After about a week he got to see his playmate again. The playmate informed him that he was also going to have to have his tonsils out soon. He asked him to tell him about the surgery.

 

The little boy replied 'all I can tell you is your tonsils ain't where you think they are.'

 

 

Awareness Test

Two paramedics were dispatched to check on a 92-year-old man who had become disoriented. They decided to take him to the hospital for evaluation.

 

En route, with the siren blaring, they questioned the man to determine his level of awareness. Leaning close, one asked, "Sir, do you know what we're doing right now?"

 

The old man slowly looked up at him and then gazed out the ambulance window.

 

"Oh," he replied, "I'd say about 50, maybe 55."

 

Splinter in My Finger

A youth walks into the kitchen where his mom is fixing dinner. "Mom, I got a splinter in my finger. Can I have a glass of cider?"

"Are you sure you don't want me to pull it out?"

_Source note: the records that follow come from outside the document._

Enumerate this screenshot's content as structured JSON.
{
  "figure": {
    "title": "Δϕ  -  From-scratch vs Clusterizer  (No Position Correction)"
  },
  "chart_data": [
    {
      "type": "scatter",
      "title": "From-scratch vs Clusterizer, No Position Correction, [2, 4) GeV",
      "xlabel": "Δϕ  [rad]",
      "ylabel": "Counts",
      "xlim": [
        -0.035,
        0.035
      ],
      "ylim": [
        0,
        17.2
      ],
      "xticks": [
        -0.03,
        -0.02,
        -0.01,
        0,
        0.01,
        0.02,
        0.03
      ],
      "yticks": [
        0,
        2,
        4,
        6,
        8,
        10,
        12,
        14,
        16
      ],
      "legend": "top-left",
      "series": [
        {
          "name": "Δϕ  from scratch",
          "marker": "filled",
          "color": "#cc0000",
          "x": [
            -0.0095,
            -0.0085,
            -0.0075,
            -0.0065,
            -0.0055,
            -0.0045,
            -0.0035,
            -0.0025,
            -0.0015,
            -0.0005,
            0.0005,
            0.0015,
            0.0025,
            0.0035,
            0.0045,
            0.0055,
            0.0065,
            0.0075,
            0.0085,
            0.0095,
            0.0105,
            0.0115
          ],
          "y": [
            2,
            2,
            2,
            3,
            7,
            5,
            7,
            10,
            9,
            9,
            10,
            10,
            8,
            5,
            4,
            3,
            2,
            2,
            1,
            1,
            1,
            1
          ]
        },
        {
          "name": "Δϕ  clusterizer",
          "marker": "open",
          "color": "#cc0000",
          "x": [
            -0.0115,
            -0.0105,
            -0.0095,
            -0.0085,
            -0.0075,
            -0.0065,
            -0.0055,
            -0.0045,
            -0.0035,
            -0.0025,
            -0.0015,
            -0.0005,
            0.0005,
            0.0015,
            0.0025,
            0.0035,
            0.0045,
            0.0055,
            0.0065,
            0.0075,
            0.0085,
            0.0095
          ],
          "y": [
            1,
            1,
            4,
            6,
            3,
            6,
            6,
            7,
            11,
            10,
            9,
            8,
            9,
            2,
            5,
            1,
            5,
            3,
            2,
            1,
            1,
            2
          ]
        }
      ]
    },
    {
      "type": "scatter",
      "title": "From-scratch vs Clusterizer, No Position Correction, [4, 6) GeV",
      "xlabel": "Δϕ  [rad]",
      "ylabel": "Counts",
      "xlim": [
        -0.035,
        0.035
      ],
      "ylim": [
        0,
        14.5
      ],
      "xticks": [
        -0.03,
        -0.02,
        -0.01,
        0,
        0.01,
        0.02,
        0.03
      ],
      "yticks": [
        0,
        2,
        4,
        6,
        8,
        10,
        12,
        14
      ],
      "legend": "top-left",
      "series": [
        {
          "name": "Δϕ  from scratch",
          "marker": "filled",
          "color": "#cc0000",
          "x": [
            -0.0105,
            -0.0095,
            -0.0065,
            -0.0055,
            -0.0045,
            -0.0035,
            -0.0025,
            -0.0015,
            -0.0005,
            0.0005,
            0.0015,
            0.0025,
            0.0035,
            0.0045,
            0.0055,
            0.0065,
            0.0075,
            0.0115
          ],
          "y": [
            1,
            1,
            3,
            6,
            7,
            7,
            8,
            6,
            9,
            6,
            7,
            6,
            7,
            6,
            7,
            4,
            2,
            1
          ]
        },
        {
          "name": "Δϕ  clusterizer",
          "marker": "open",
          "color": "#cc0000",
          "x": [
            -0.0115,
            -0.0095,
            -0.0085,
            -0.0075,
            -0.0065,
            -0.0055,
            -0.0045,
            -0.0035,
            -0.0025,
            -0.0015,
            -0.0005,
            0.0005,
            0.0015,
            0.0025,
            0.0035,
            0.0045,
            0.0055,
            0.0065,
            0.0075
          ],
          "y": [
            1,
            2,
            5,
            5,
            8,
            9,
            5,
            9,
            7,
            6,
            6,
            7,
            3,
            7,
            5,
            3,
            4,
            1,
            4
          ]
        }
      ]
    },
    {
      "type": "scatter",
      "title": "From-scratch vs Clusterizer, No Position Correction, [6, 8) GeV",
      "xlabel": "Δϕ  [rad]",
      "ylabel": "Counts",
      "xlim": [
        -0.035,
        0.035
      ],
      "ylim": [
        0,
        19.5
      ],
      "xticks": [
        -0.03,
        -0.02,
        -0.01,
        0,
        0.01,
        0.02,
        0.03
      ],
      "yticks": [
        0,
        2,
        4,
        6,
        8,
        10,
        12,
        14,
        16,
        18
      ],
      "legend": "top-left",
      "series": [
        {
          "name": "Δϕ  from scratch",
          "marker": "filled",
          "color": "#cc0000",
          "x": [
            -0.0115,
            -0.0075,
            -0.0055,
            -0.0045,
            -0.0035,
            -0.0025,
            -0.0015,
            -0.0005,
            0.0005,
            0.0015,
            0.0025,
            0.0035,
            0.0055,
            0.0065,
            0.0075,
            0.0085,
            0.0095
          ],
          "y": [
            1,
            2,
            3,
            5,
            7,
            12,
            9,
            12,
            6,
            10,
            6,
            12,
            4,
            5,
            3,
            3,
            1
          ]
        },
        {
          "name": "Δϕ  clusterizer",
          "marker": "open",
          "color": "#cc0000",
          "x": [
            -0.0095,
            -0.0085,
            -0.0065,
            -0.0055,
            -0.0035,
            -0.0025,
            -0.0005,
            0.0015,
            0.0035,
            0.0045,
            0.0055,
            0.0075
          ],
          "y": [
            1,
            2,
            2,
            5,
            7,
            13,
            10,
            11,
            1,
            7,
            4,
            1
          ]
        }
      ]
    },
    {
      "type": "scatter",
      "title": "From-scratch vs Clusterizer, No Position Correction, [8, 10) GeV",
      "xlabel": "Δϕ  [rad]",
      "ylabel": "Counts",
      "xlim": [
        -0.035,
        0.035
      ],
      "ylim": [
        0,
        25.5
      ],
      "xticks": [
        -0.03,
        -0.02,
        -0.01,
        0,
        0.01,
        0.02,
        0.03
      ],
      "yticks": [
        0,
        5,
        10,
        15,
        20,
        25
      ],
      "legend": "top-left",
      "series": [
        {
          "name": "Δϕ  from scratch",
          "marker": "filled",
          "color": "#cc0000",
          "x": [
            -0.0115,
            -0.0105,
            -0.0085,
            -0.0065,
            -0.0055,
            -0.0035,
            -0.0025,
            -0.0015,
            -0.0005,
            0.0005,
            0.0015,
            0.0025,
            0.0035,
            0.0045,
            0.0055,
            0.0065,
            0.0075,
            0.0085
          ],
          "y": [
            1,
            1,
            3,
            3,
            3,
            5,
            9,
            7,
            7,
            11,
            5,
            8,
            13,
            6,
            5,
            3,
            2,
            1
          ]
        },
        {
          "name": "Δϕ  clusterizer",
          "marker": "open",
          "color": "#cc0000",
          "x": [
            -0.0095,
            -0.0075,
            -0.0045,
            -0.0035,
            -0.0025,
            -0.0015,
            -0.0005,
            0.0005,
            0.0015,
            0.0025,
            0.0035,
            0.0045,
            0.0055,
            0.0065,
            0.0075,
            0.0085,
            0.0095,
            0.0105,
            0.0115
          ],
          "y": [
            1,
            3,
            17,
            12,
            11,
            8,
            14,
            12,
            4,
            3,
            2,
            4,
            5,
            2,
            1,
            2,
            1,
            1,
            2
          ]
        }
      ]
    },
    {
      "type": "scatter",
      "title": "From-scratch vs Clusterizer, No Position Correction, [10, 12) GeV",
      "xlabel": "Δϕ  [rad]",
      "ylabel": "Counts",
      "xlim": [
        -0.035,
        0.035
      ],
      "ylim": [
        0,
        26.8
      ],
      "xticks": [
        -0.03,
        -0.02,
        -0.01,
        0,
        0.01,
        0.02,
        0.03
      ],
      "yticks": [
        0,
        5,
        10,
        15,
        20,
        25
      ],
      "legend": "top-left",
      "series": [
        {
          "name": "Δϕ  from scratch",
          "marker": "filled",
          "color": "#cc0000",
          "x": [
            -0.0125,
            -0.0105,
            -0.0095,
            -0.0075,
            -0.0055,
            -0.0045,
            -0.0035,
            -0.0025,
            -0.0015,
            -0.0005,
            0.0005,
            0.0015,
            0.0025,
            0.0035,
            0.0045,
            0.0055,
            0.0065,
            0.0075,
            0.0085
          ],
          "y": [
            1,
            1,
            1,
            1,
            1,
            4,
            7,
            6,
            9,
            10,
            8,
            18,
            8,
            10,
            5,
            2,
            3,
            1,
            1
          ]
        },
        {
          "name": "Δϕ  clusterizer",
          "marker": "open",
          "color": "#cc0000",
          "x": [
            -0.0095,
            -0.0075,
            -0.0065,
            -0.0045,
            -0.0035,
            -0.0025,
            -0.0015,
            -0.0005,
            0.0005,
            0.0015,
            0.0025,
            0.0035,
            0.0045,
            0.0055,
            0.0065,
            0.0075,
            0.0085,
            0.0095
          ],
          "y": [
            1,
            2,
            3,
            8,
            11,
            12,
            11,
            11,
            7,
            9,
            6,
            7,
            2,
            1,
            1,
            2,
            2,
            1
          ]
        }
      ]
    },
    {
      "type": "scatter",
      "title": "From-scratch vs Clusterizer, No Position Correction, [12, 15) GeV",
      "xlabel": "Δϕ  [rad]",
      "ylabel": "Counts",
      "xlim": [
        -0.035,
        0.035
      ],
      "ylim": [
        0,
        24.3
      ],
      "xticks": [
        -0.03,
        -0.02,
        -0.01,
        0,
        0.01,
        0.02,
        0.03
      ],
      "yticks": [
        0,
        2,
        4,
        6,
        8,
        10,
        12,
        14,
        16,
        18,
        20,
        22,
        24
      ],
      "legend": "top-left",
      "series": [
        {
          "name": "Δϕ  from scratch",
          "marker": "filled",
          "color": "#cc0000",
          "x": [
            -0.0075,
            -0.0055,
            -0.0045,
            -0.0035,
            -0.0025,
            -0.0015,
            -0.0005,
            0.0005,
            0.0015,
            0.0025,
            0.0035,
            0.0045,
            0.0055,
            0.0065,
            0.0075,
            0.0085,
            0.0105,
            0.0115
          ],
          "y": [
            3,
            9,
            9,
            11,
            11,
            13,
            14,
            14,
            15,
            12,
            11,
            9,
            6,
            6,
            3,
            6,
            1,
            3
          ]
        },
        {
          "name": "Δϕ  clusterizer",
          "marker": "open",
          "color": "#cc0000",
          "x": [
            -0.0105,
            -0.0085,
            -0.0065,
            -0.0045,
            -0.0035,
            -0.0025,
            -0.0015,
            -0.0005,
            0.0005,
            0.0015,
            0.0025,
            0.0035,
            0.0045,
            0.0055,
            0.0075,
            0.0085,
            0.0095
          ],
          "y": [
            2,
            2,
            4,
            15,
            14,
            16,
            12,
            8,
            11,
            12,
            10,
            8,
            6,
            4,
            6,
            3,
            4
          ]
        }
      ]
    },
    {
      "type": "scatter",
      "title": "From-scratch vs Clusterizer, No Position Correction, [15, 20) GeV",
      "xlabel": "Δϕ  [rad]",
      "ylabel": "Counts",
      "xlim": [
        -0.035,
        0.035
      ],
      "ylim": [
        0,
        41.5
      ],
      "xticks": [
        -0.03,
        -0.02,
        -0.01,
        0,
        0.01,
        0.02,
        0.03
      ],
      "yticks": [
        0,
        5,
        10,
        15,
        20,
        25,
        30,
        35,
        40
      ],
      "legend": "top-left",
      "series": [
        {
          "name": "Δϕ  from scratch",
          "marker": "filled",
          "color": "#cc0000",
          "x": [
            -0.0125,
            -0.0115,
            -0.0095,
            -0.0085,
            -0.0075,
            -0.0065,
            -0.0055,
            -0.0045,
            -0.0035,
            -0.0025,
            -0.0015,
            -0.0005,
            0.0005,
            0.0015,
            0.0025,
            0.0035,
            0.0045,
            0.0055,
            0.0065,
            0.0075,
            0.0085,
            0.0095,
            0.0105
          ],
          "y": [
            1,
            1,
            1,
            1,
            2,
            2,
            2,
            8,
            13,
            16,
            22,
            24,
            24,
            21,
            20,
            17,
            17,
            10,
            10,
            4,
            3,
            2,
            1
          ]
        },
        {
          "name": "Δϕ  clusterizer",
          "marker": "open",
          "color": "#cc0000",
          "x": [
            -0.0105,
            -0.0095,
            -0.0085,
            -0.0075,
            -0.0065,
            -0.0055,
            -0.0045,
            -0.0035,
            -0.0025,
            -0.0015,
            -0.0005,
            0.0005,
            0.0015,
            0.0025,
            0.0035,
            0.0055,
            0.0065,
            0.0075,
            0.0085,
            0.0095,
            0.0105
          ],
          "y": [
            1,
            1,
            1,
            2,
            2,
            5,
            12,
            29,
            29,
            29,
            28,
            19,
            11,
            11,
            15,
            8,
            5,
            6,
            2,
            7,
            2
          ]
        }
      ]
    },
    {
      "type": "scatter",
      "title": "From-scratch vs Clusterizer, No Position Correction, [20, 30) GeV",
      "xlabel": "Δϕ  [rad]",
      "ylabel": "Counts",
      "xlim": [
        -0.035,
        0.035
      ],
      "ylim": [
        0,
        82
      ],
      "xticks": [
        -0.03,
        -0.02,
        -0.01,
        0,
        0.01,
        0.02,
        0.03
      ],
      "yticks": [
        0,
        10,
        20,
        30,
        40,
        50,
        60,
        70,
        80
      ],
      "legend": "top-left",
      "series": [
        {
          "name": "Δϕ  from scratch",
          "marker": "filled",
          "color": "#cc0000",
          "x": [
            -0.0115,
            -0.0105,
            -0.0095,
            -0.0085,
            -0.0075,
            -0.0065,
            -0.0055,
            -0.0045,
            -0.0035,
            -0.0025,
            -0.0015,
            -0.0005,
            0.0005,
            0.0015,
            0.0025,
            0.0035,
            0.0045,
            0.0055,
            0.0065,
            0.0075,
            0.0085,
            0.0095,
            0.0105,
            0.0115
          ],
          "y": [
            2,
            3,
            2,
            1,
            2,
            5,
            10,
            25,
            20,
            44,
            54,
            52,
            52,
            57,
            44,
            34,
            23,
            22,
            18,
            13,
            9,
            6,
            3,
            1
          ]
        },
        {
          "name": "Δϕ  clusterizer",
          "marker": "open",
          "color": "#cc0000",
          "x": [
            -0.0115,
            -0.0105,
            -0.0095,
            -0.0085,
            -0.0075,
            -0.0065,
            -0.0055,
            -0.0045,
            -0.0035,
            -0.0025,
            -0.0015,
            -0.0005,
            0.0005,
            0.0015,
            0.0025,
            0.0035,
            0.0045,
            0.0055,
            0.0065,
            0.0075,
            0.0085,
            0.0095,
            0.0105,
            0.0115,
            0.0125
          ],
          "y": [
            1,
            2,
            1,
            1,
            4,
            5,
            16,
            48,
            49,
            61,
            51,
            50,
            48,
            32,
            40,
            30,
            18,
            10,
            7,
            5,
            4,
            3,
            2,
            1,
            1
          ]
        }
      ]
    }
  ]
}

"No thanks, just the cider."

So she gives him the cider and watches him trot contentedly off.

About fifteen minutes later the boy returns to the kitchen and again asks his mother for a glass of cider. His mother, not wanting to question his reasoning, gives him another glass and again watches him leave happy.

Ten minutes later the boy returns once again and asks for a glass of cider. The mother complies with her son's wishes again, but her curiosity has been piqued to the point where she can't resist knowing why any longer. So she wanders into the family room and sees her son sitting in front of the TV with his finger in the glass.

 

"Why on earth do you have your finger in that glass?" she asks.

 

"Well, Mom, I heard Sis on the phone say that whenever she has a prick in her hand, she can't wait to get it in cider."